Xiao Dao esquissa un sourire. Ce Xue Beifan faisait vraiment semblant d'être stupide depuis le début ; il était incroyablement rusé.
« En plus de ce que vous avez dit précédemment, l'endroit le plus dangereux est aussi le plus sûr. Si la Reine a réellement un accident et doit s'échapper de la ville fantôme, se déguiser en servante du palais punie est la meilleure solution… Compte tenu du comportement de cet officier de la garde royale et du fait qu'une prisonnière s'est enfuie dans les plaines centrales pour y être exhibée seule… toutes sortes de choses suspectes peuvent s'expliquer. »

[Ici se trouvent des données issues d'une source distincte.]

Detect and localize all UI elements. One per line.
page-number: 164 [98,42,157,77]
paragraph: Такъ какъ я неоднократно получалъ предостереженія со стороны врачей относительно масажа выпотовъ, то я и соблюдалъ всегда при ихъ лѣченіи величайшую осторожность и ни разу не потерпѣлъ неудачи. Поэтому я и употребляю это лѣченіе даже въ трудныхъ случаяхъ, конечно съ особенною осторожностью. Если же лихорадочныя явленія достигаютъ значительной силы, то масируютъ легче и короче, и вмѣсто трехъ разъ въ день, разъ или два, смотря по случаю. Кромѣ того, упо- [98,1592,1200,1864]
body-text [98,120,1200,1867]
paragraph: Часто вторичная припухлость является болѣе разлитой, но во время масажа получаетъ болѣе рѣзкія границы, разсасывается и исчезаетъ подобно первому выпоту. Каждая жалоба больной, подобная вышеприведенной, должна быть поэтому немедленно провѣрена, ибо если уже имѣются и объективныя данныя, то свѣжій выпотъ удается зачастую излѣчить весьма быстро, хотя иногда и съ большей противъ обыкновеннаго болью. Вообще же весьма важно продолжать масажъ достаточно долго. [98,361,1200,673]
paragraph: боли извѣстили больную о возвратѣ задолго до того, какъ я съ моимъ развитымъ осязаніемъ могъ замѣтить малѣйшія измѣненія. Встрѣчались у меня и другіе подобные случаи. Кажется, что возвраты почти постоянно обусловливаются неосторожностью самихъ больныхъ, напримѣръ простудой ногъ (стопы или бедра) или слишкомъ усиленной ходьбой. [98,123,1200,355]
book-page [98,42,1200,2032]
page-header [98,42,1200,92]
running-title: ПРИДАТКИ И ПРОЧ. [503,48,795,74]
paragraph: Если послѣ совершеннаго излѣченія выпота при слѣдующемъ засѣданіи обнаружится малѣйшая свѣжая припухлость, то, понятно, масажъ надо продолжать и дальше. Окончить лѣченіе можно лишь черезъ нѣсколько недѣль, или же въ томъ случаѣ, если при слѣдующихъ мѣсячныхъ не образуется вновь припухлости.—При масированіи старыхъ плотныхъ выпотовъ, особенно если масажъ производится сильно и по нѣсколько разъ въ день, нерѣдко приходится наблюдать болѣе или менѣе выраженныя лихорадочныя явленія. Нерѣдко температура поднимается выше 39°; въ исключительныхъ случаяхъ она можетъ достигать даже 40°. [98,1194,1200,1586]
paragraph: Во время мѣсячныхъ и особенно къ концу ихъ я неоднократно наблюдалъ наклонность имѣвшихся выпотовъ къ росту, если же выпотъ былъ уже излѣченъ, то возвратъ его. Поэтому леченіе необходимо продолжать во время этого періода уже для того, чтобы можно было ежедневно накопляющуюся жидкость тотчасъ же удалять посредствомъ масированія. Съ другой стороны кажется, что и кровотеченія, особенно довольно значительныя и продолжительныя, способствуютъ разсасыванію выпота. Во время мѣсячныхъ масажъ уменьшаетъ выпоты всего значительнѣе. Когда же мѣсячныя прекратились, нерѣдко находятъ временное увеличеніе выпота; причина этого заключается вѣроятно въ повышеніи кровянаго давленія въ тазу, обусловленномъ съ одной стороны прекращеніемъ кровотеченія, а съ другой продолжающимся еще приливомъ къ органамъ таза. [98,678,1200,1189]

« Et elle était tellement en colère en voyant le portrait tout à l'heure. » Xue Beifan gloussa et murmura à l'oreille de Xiao Dao : « À propos, ce portrait est bien plus joli qu'elle en personne, n'est-ce pas ? »
« Bande d'hommes, vous ne vous souciez que de l'apparence ! » Xiao Dao leva les yeux au ciel. « Je trouve ça plus réaliste. La plupart des reines et des princesses ne sont pas si belles. »
«
Mais qu’est-ce que c’est que ça
?
» Xue Beifan observait Xiao Dao hacher rapidement des oignons verts et casser des œufs, et comprit qu’elle allait préparer du riz frit. Il sauta sur la poutre du toit, prit une saucisse et la déposa devant elle. «
Coupe-en un petit morceau.
»
Xiao Dao prit la saucisse. « Cette fois, ma mère ne me l'a pas appris ; j'ai trouvé la solution tout seul. »
« Ah bon ? » Xue Beifan croisa les bras et prit un air grave. « Alors je vais devoir écouter attentivement. »
« Réfléchis, tout a une cause et un effet, n'est-ce pas ? » Xiao Dao lui tapota le visage. « En général, les fils ressemblent à leurs mères et les filles à leurs pères. »
« Tu es tout comme ta mère », dit Xue Beifan en haussant les épaules.
« Ne m’interromps pas », dit Xiao Dao, mécontente. « De toute façon, on ne peut pas vraiment échapper à nos parents. »
Xue Beifan haussa un sourcil, acceptant à peine l'explication, et fit signe à Xiaodao de continuer.
« Ensuite, parmi les hommes puissants et influents, y en a-t-il plus de beaux ou de laids ? »
« Il reste des points ? »
« Bien sûr ! » répondit Xiao Dao d'un ton sérieux. « En général, les beaux hommes n'ont pas besoin d'être puissants ou riches pour plaire aux femmes. Mais généralement, si un homme laid est à la fois riche et sans pouvoir, il attirera encore moins l'attention des femmes. Donc, plus il est laid, plus il cherche à gravir les échelons sociaux ! »
Xue Beifan fronça les sourcils et réfléchit un instant : « C'est logique, non ? »
« Et généralement, la mère ne peut pas être trop belle ! Si la mère est trop belle, la fille le sera généralement un peu moins. »
« Tu es plus jolie que ta mère », lança Xue Beifan d'un ton flatteur et désinvolte, et les lèvres de Xiao Dao se retroussèrent encore davantage. « Vraiment ? »
« Bien sûr. » Xue Beifan entendit un crépitement lorsque des oignons verts furent jetés dans l'huile chaude, embaumant l'air d'un arôme délicieux. Xiao Dao battit les œufs avec de longues baguettes et les versa dans l'huile, les faisant cuire à moitié avant de les déposer rapidement dans l'assiette. Il fit ensuite sauter la viande séchée et le riz, puis ajouta les œufs. Chaque étape était exécutée avec une précision impeccable, et pourtant ses gestes étaient d'une fluidité remarquable.